To get insight of the nature of the aggregation process and learn about the dynamic of the pattern formation we proceed to the calculation of the fractal dimension. The fractal dimension is related to the number of vesicles n with the size s of the cluster by n = s d. The fractal dimension is given by using the expression, \( d=\frac{{\mathit{\ln}}_n}{{\mathit{\ln}}_s} \), where n is the number of vesicles and s the linear size of the structure. The value of d can be determined by using the box-counting method [24] and is given by the slope of the linear portion of a log( N (s )) versus log(1/s ) graph. Where s represents the different sizes of the square of mesh and N(s) is the number of mesh boxes that contain part of the image. For fractal dimension estimation we developed custom MATLAB codes based on the original algorithm (MATLAB R2012b, MathWorks Inc., Natick, MA, USA). The original images were opened, processed and fractal dimension was evaluated with these programs.

In Fig. 4 we show the log-log graph for different areas imaged in the dry sample, as well as the percentage of the area cover by the polymer as a function of the fractal dimension. The uncertainty in the fractal dimension was estimated using several AFM images at different coverage area.

Fig. 4
figure 4

(top) Log-Log plot for different regions imaged. (bottom) Fractal dimension versus area covered by the polymersome pattern

The fractal dimension at low covered areas corresponds to a diffusion-limited aggregation or DLA process, with values about 1.74 [25, 26] typical for fractal aggregates of particles [27].

Looking at the different areas we can observe that the patterns grow in two directions with successive incorporation of vesicles, at the top and apical region of each existing cluster in an analogous way to growth in some biofilms. An increase of the fractal dimension value that goes asymptotically into Euclidean dimension of 2 can be observed (see Fig. 4). The successive incorporation of vesicles on the top of the cluster contributes to form a compacted layer resulting from fused vesicles. This phenomenon appears in biofilm growth during the maturation process where the cells can fuse and release their interior into a common internal area protected from the external environment.

The AFM imaging in the successive areas from the exterior to the interior of the sampling area can be used as a time frame following different steps in the growth of the fractal pattern. When concentration goes extremely high the pattern become morphologically like a biofilm structure. The result of successive layers of vesicles fused on top of each other increase substantially the available surface area of the artificial biofilm.

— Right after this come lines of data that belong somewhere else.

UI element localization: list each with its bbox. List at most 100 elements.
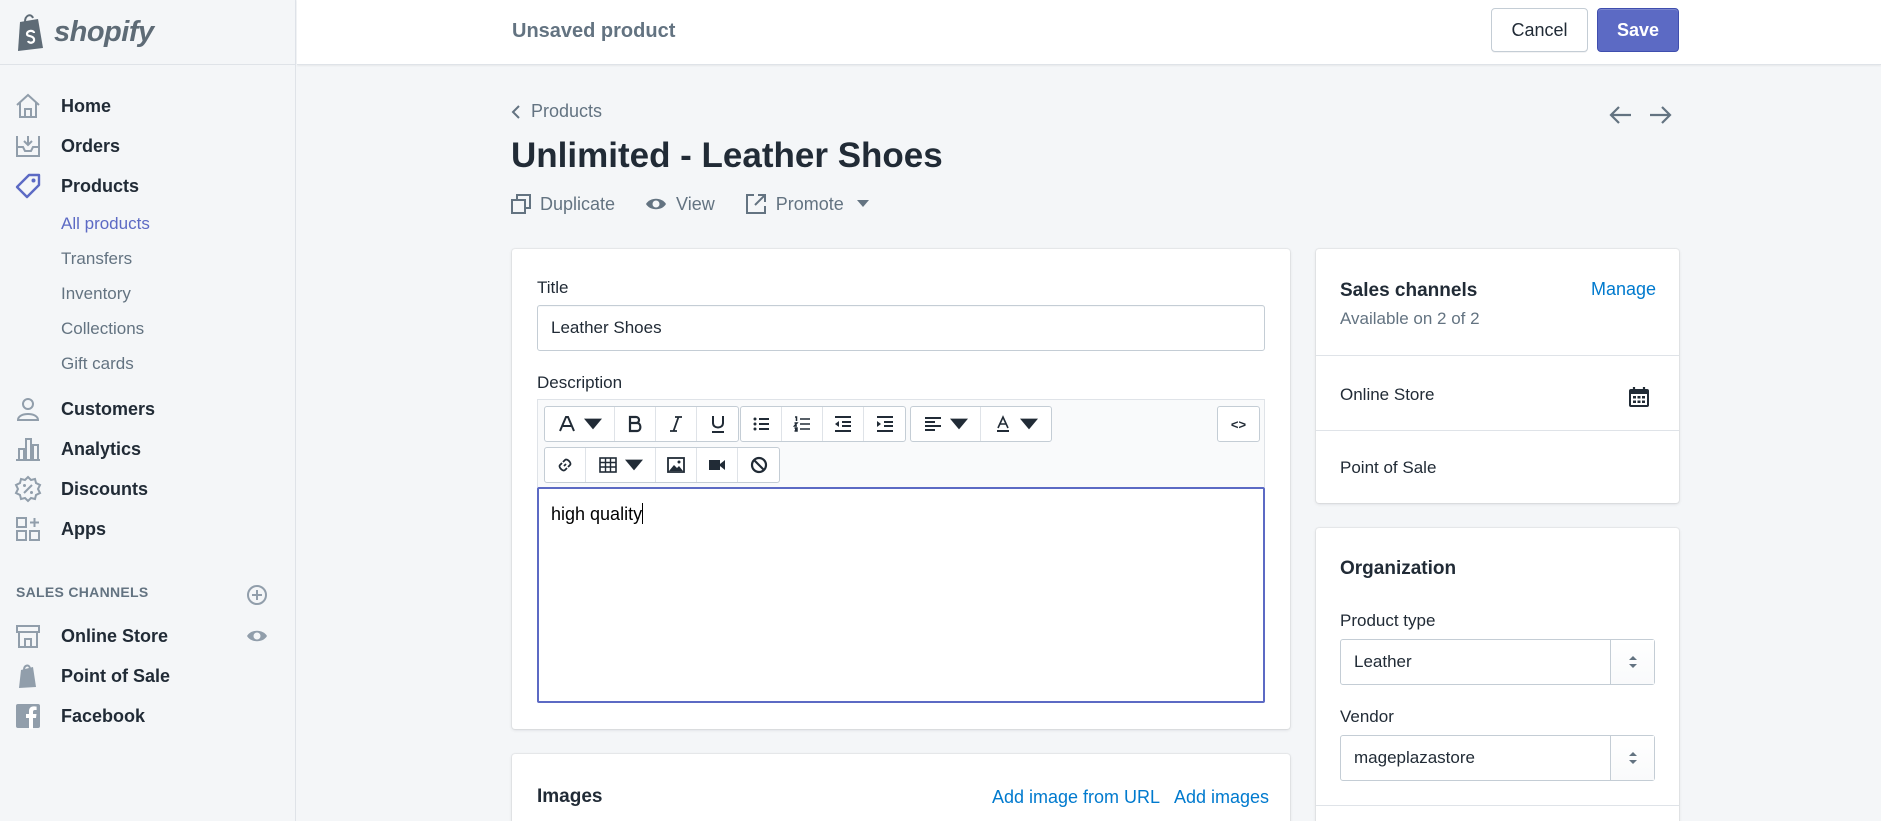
sidebar-item-inventory[interactable]: Inventory xyxy=(61,276,296,311)
toolbar-group-insert xyxy=(544,447,780,483)
sidebar-item-collections[interactable]: Collections xyxy=(61,311,296,346)
show-html-button[interactable]: <> xyxy=(1218,407,1259,441)
orders-icon xyxy=(14,132,42,160)
view-label: View xyxy=(676,193,715,214)
pos-icon xyxy=(14,662,42,690)
organization-card: Organization Product type Leather Vendor… xyxy=(1316,528,1679,821)
clear-format-icon xyxy=(750,456,767,474)
sidebar-item-point-of-sale[interactable]: Point of Sale xyxy=(0,656,296,696)
manage-link[interactable]: Manage xyxy=(1591,279,1656,300)
product-type-select[interactable]: Leather xyxy=(1340,639,1655,685)
bullet-list-button[interactable] xyxy=(741,407,782,441)
nav-label: Products xyxy=(61,175,140,196)
nav-item-discounts[interactable]: Discounts xyxy=(0,469,296,509)
nav-label: Home xyxy=(61,95,112,116)
description-editor[interactable]: high quality xyxy=(537,487,1265,703)
insert-image-button[interactable] xyxy=(656,448,697,482)
insert-video-button[interactable] xyxy=(697,448,738,482)
sidebar-item-all-products[interactable]: All products xyxy=(61,206,296,241)
divider xyxy=(1316,805,1679,806)
home-icon xyxy=(14,92,42,120)
italic-icon xyxy=(670,416,682,432)
description-label: Description xyxy=(537,373,623,392)
nav-item-home[interactable]: Home xyxy=(0,86,296,126)
sc-label: Facebook xyxy=(61,705,146,726)
promote-label: Promote xyxy=(775,193,844,214)
shopify-bag-icon xyxy=(18,14,43,51)
nav-item-analytics[interactable]: Analytics xyxy=(0,429,296,469)
caret-down-icon xyxy=(624,459,643,471)
eye-icon[interactable] xyxy=(246,626,268,646)
calendar-icon[interactable] xyxy=(1628,386,1650,408)
availability-text: Available on 2 of 2 xyxy=(1340,309,1480,328)
add-circle-icon[interactable] xyxy=(246,584,268,606)
clear-formatting-button[interactable] xyxy=(738,448,779,482)
apps-icon xyxy=(14,515,42,543)
table-icon xyxy=(598,457,617,473)
align-dropdown[interactable] xyxy=(911,407,981,441)
main-nav: Home Orders Products All products Transf… xyxy=(0,86,296,549)
title-input[interactable]: Leather Shoes xyxy=(537,305,1265,351)
sidebar-item-facebook[interactable]: Facebook xyxy=(0,696,296,736)
underline-button[interactable] xyxy=(697,407,738,441)
nav-label: Orders xyxy=(61,135,121,156)
add-images-link[interactable]: Add images xyxy=(1174,787,1269,808)
text-color-dropdown[interactable] xyxy=(981,407,1051,441)
sidebar-item-transfers[interactable]: Transfers xyxy=(61,241,296,276)
store-icon xyxy=(14,622,42,650)
insert-link-button[interactable] xyxy=(545,448,586,482)
page-title: Unlimited - Leather Shoes xyxy=(511,136,943,175)
numbered-list-button[interactable] xyxy=(782,407,823,441)
caret-down-icon xyxy=(949,418,968,430)
arrow-right-icon xyxy=(1650,106,1672,124)
duplicate-button[interactable]: Duplicate xyxy=(511,194,615,215)
unsaved-title: Unsaved product xyxy=(512,20,676,42)
indent-button[interactable] xyxy=(864,407,905,441)
arrow-left-icon xyxy=(1609,106,1631,124)
organization-heading: Organization xyxy=(1340,558,1457,579)
vendor-select[interactable]: mageplazastore xyxy=(1340,735,1655,781)
numbered-list-icon xyxy=(793,416,810,432)
nav-item-apps[interactable]: Apps xyxy=(0,509,296,549)
shopify-logo[interactable]: shopify xyxy=(14,10,154,54)
save-button[interactable]: Save xyxy=(1597,8,1679,52)
previous-product-button[interactable] xyxy=(1606,102,1636,128)
sidebar-item-gift-cards[interactable]: Gift cards xyxy=(61,346,296,381)
nav-item-customers[interactable]: Customers xyxy=(0,389,296,429)
toolbar-group-lists xyxy=(740,406,906,442)
bullet-list-icon xyxy=(753,417,769,431)
view-button[interactable]: View xyxy=(645,194,715,215)
insert-table-dropdown[interactable] xyxy=(586,448,656,482)
image-icon xyxy=(667,457,685,473)
nav-label: Customers xyxy=(61,398,156,419)
person-icon xyxy=(14,395,42,423)
outdent-button[interactable] xyxy=(823,407,864,441)
next-product-button[interactable] xyxy=(1645,102,1675,128)
duplicate-icon xyxy=(511,194,531,214)
bold-button[interactable] xyxy=(615,407,656,441)
product-details-card: Title Leather Shoes Description <> high … xyxy=(512,249,1290,729)
promote-button[interactable]: Promote xyxy=(745,193,869,215)
toolbar-group-html: <> xyxy=(1217,406,1260,442)
sales-channels-card-heading: Sales channels xyxy=(1340,280,1478,301)
divider xyxy=(1316,430,1679,431)
duplicate-label: Duplicate xyxy=(540,193,616,214)
add-image-from-url-link[interactable]: Add image from URL xyxy=(992,787,1160,808)
nav-item-orders[interactable]: Orders xyxy=(0,126,296,166)
underline-icon xyxy=(711,416,724,433)
italic-button[interactable] xyxy=(656,407,697,441)
channel-online-store: Online Store xyxy=(1340,385,1435,404)
caret-down-icon xyxy=(856,200,869,207)
indent-icon xyxy=(876,416,893,432)
vendor-value: mageplazastore xyxy=(1354,748,1475,767)
nav-label: Discounts xyxy=(61,478,149,499)
font-format-dropdown[interactable] xyxy=(545,407,615,441)
select-arrows-icon xyxy=(1610,736,1654,780)
sidebar-item-online-store[interactable]: Online Store xyxy=(0,616,296,656)
sales-channels-title: SALES CHANNELS xyxy=(16,584,149,600)
top-bar: Unsaved product Cancel Save xyxy=(297,0,1881,65)
nav-item-products[interactable]: Products xyxy=(0,166,296,206)
images-heading: Images xyxy=(537,786,603,807)
breadcrumb[interactable]: Products xyxy=(511,101,602,122)
cancel-button[interactable]: Cancel xyxy=(1491,8,1588,52)
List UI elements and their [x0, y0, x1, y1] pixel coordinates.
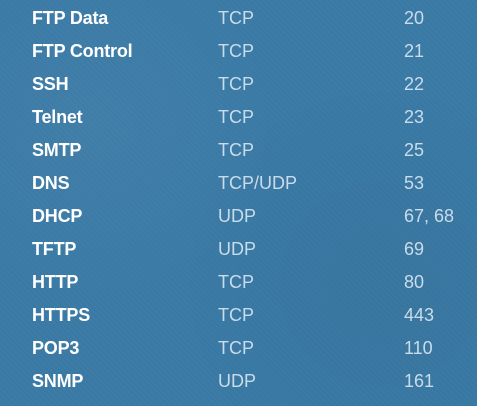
table-row: FTP Control TCP 21 [0, 35, 477, 68]
table-row: SMTP TCP 25 [0, 134, 477, 167]
port-number: 67, 68 [404, 206, 455, 226]
table-row: HTTP TCP 80 [0, 266, 477, 299]
protocol-value: UDP [218, 239, 257, 259]
service-name: HTTPS [32, 305, 91, 325]
table-row: FTP Data TCP 20 [0, 2, 477, 35]
protocol-value: TCP [218, 74, 254, 94]
protocol-value: TCP [218, 8, 254, 28]
service-name: FTP Control [32, 41, 133, 61]
port-number: 53 [404, 173, 425, 193]
table-row: Telnet TCP 23 [0, 101, 477, 134]
service-name: TFTP [32, 239, 77, 259]
protocol-value: TCP [218, 107, 254, 127]
protocol-value: TCP [218, 272, 254, 292]
service-name: DNS [32, 173, 70, 193]
port-number: 80 [404, 272, 425, 292]
protocol-value: TCP [218, 338, 254, 358]
table-row: HTTPS TCP 443 [0, 299, 477, 332]
port-table: FTP Data TCP 20 FTP Control TCP 21 SSH T… [0, 2, 477, 398]
protocol-value: TCP [218, 305, 254, 325]
service-name: SNMP [32, 371, 84, 391]
port-number: 443 [404, 305, 435, 325]
service-name: POP3 [32, 338, 80, 358]
service-name: SMTP [32, 140, 82, 160]
port-number: 21 [404, 41, 425, 61]
port-number: 110 [404, 338, 433, 358]
port-number: 22 [404, 74, 425, 94]
table-row: TFTP UDP 69 [0, 233, 477, 266]
service-name: DHCP [32, 206, 83, 226]
table-row: SSH TCP 22 [0, 68, 477, 101]
service-name: HTTP [32, 272, 79, 292]
protocol-value: TCP/UDP [218, 173, 298, 193]
port-number: 20 [404, 8, 425, 28]
table-row: POP3 TCP 110 [0, 332, 477, 365]
port-number: 161 [404, 371, 435, 391]
service-name: SSH [32, 74, 69, 94]
protocol-value: UDP [218, 206, 257, 226]
protocol-value: TCP [218, 140, 254, 160]
port-number: 23 [404, 107, 425, 127]
port-number: 25 [404, 140, 425, 160]
protocol-value: TCP [218, 41, 254, 61]
service-name: Telnet [32, 107, 83, 127]
port-number: 69 [404, 239, 425, 259]
table-row: DHCP UDP 67, 68 [0, 200, 477, 233]
table-row: SNMP UDP 161 [0, 365, 477, 398]
protocol-value: UDP [218, 371, 257, 391]
table-row: DNS TCP/UDP 53 [0, 167, 477, 200]
service-name: FTP Data [32, 8, 109, 28]
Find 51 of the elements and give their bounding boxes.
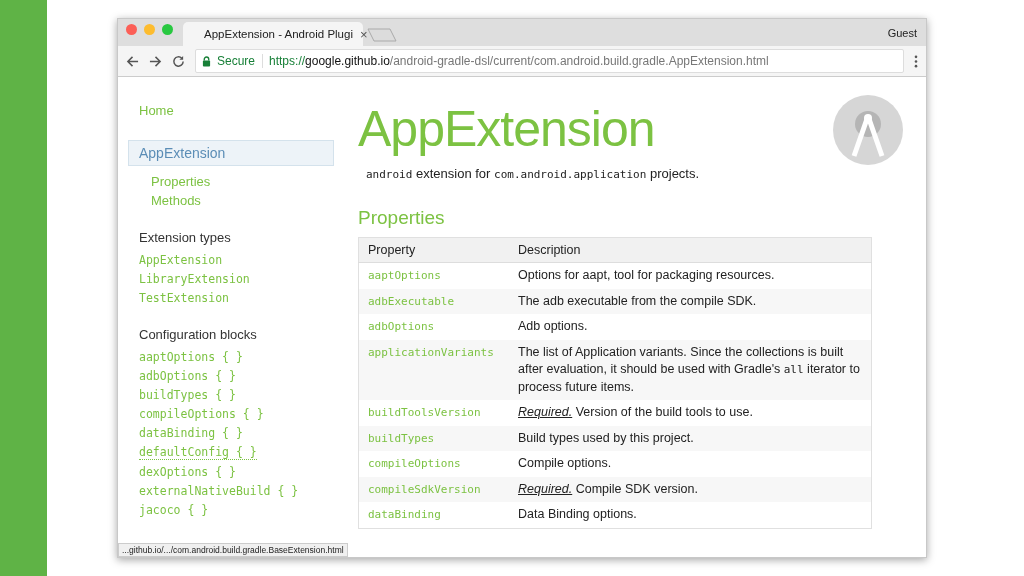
sidebar-link[interactable]: compileOptions { } — [139, 407, 264, 421]
intro-text: android extension for com.android.application projects. — [366, 166, 701, 181]
compass-logo-icon — [832, 94, 904, 166]
sidebar-subitem[interactable]: Methods — [151, 193, 211, 208]
reload-icon[interactable] — [172, 54, 185, 68]
sidebar-link[interactable]: LibraryExtension — [139, 272, 250, 286]
sidebar-link[interactable]: AppExtension — [139, 253, 223, 267]
home-link[interactable]: Home — [139, 103, 174, 118]
required-link[interactable]: Required. — [518, 405, 573, 419]
sidebar-link[interactable]: defaultConfig { } — [139, 445, 257, 460]
page-title: AppExtension — [358, 100, 655, 159]
sidebar-link[interactable]: dexOptions { } — [139, 465, 236, 479]
column-header: Description — [509, 237, 872, 263]
profile-name[interactable]: Guest — [887, 26, 926, 39]
menu-icon[interactable] — [914, 54, 918, 68]
description-cell: Data Binding options. — [509, 502, 872, 528]
sidebar-item[interactable]: AppExtension — [128, 140, 334, 166]
description-cell: Required. Compile SDK version. — [509, 476, 872, 502]
section-heading: Properties — [358, 207, 446, 229]
description-cell: Required. Version of the build tools to use. — [509, 400, 872, 426]
description-cell: Build types used by this project. — [509, 425, 872, 451]
url-text: https://google.github.io/android-gradle-dsl/current/com.android.build.gradle.AppExtension.html — [269, 54, 769, 68]
sidebar-heading: Configuration blocks — [139, 327, 257, 342]
property-link[interactable]: dataBinding — [368, 508, 441, 521]
back-icon[interactable] — [126, 54, 139, 68]
description-cell: The list of Application variants. Since the collections is built after evaluation, it should be used with Gradle's all iterator to process future items. — [509, 339, 872, 400]
sidebar-link[interactable]: externalNativeBuild { } — [139, 484, 299, 498]
forward-icon[interactable] — [149, 54, 162, 68]
description-cell: Compile options. — [509, 451, 872, 477]
lock-icon — [202, 55, 211, 67]
status-url: ...github.io/.../com.android.build.gradle.BaseExtension.html — [118, 543, 348, 557]
sidebar-link[interactable]: buildTypes { } — [139, 388, 236, 402]
sidebar-link[interactable]: jacoco { } — [139, 503, 209, 517]
address-bar[interactable]: Secure https://google.github.io/android-gradle-dsl/current/com.android.build.gradle.AppExtension.html — [195, 49, 904, 73]
description-cell: The adb executable from the compile SDK. — [509, 288, 872, 314]
sidebar-link[interactable]: aaptOptions { } — [139, 350, 243, 364]
required-link[interactable]: Required. — [518, 481, 573, 496]
property-link[interactable]: adbOptions — [368, 320, 435, 333]
sidebar-link[interactable]: TestExtension — [139, 291, 229, 305]
property-link[interactable]: buildToolsVersion — [368, 406, 481, 419]
description-cell: Adb options. — [509, 314, 872, 340]
property-link[interactable]: compileOptions — [368, 457, 461, 470]
security-label: Secure — [217, 54, 264, 68]
sidebar-heading: Extension types — [139, 230, 231, 245]
property-link[interactable]: aaptOptions — [368, 269, 441, 282]
sidebar-link[interactable]: adbOptions { } — [139, 369, 236, 383]
column-header: Property — [358, 237, 509, 263]
property-link[interactable]: applicationVariants — [368, 345, 494, 359]
description-cell: Options for aapt, tool for packaging resources. — [509, 262, 872, 289]
sidebar-subitem[interactable]: Properties — [151, 174, 211, 189]
sidebar-link[interactable]: dataBinding { } — [139, 426, 243, 440]
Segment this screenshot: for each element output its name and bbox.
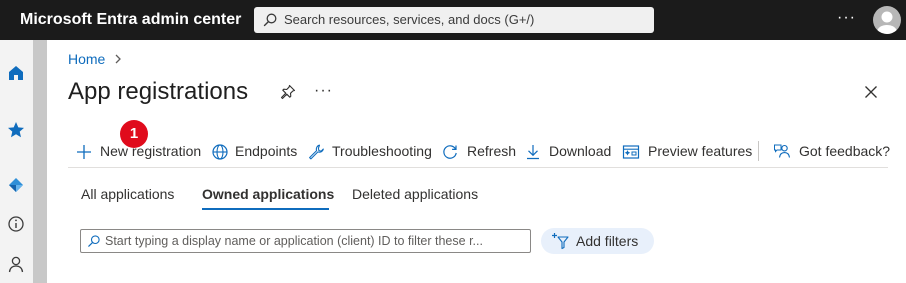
close-icon[interactable] (864, 85, 878, 99)
preview-features-icon (622, 145, 640, 159)
pin-icon[interactable] (280, 84, 296, 100)
add-filters-button[interactable]: Add filters (541, 228, 654, 254)
user-silhouette-icon (877, 11, 897, 34)
endpoints-label: Endpoints (235, 143, 298, 159)
active-tab-indicator (202, 208, 329, 210)
add-filters-label: Add filters (576, 233, 639, 249)
search-icon (88, 235, 100, 247)
rail-scrollbar[interactable] (33, 40, 47, 283)
toolbar-divider (758, 141, 759, 161)
download-icon (527, 145, 539, 160)
main-content: Home App registrations ··· New registrat… (47, 40, 906, 283)
portal-brand[interactable]: Microsoft Entra admin center (20, 11, 241, 29)
add-filter-icon (552, 233, 569, 250)
refresh-icon (443, 145, 457, 159)
page-more-button[interactable]: ··· (314, 82, 333, 100)
troubleshooting-label: Troubleshooting (332, 143, 432, 159)
new-registration-label: New registration (100, 143, 202, 159)
entra-diamond-icon[interactable] (6, 175, 26, 195)
feedback-label: Got feedback? (799, 143, 891, 159)
home-icon[interactable] (6, 63, 26, 83)
wrench-icon (309, 144, 324, 160)
refresh-label: Refresh (467, 143, 517, 159)
filter-input[interactable] (105, 232, 525, 250)
globe-icon (212, 144, 228, 160)
step-number-badge: 1 (120, 120, 148, 148)
download-label: Download (549, 143, 612, 159)
settings-more-button[interactable]: ··· (837, 9, 856, 27)
top-bar: Microsoft Entra admin center Search reso… (0, 0, 906, 40)
info-icon[interactable] (6, 214, 26, 234)
global-search-placeholder: Search resources, services, and docs (G+… (284, 12, 535, 27)
tab-all-applications[interactable]: All applications (81, 186, 174, 202)
breadcrumb-home[interactable]: Home (68, 51, 105, 67)
avatar[interactable] (873, 6, 901, 34)
search-icon (263, 13, 277, 27)
person-icon[interactable] (6, 254, 26, 274)
filter-search-box[interactable] (80, 229, 531, 253)
tab-owned-applications[interactable]: Owned applications (202, 186, 334, 202)
left-rail (0, 40, 33, 283)
page-title: App registrations (68, 78, 249, 105)
star-icon[interactable] (6, 120, 26, 140)
global-search-box[interactable]: Search resources, services, and docs (G+… (254, 7, 654, 33)
feedback-icon (774, 144, 791, 158)
plus-icon (77, 145, 91, 159)
preview-features-label: Preview features (648, 143, 753, 159)
tab-deleted-applications[interactable]: Deleted applications (352, 186, 478, 202)
command-bar: New registration Endpoints Troubleshooti… (68, 136, 891, 168)
chevron-right-icon (115, 54, 121, 64)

In summary, we have showed that by simple spreading-drying of a solution of highly stable polymersomes it is possible to get insights about kinetics of polymersome aggregation onto solid supports. The current work has showed the 2D aggregation of polymersomes in an analogous way to bacterial growth under starvation and demonstrated that this aggregation follows a DLA-like model. The patterns formed show a fractal dimension that change according to the polymersome concentration during the drying process. Additionally, the perpendicular growth increases the surface area in analogy to the process of biofilm grow and maturation.

This method allows the surface functionalization by mimicking the biofilm formation with potential application in biofouling prevention. The structure could be fixed by adding cross-likable methacrylate groups at the PMOXA hydrophobic motif. The outstanding physicochemical properties and biocompatibility of this block copolymer suitable for membrane protein reconstitution can be a valuable tool to develop new nanostructures that mimic fractal patterns in biofilm formation opening new routes for surface modification.